Similarly, KBA (in the form of Specialty-specific examinations (SCEs) can only be mandated for those entering training against a curriculum that requires such an assessment.   In effect this means that only those entering training from August 2007 when the new StR curricula came into effect will have to pass the stipulated KBA for the specialty.    It must be emphasised that SpRs cannot be required to sit or pass the KBA as a pre-condition for the award of CCT. 

The board has issued this updated statement.
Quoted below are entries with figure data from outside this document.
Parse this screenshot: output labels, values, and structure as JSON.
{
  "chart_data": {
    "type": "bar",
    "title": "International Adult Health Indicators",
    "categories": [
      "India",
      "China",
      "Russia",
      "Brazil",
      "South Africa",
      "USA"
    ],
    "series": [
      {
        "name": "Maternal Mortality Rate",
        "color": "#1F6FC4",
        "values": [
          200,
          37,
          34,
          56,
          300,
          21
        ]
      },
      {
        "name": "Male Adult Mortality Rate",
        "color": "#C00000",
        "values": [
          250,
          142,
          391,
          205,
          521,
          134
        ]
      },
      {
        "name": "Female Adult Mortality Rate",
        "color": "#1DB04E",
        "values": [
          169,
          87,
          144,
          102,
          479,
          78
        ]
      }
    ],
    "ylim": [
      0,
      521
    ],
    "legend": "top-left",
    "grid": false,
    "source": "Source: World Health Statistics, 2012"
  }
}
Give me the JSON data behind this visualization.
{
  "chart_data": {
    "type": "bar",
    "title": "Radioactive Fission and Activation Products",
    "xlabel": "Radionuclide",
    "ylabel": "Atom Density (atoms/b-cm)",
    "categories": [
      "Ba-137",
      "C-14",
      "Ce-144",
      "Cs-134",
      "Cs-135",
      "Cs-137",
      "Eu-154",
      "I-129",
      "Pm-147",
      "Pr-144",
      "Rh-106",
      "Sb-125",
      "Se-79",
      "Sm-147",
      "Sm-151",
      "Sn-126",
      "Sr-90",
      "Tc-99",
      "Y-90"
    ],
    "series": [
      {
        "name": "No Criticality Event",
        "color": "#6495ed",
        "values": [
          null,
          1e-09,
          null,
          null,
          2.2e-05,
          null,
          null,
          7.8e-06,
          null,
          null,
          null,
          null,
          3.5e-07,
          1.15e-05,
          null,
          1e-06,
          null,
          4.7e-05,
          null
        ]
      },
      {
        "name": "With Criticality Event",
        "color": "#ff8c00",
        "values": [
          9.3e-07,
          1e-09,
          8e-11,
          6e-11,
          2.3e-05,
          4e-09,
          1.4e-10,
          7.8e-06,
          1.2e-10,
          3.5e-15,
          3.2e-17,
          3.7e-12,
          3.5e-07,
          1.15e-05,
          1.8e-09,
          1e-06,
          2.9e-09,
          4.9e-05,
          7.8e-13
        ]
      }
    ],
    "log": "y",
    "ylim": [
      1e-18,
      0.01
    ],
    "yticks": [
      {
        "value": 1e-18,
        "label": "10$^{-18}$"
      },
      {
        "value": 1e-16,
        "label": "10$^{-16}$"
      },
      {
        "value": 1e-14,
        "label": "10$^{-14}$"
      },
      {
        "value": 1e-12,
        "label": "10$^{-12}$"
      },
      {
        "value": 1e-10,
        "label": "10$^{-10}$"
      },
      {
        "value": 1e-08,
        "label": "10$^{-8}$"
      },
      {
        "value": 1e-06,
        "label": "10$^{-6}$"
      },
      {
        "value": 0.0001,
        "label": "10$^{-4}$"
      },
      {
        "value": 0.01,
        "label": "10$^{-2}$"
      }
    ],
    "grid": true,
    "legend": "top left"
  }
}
SpRs who are following pre-2007 curricula and who choose to use workplace based assessments should use the table below as guidance when gathering evidence: 

 

 

Frequency of assessments

Number of assessors

Number of assessments per assessor

Indicative time requirements

MiniCEX

4 per year

2

2

4 hours per year per SpR

DOPS*

6 over 4 years

2

3

1 hour per year per SpR

MSF

2 in 4 years

12 - 20 raters 1 collater

1 or 2

1 hour per year per SpR

 *depends on the specialty requirements for procedure specific DOPS'  

Assessment Forms

StRs who are using the JRCPTB ePortfolio should use the online forms in the ePortfolio. SpRs should use the paper forms available here.

Evaluation for teaching and presentations

Trainees may also wish to seek feedback for teaching and presentations. Please use the Evaluation Form for teaching and presentations to handout in advance to the audience and those you are teaching.

Training Events for Assessors

The JRCPTB considers it essential that assessor training in the use of all WPBA is undertaken before assessors undertake the formal assessment of their trainees.  Training is widely available in deaneries and through the Education Dept at RCP London tailored events have been run for various specialist groups and in a number of deaneries.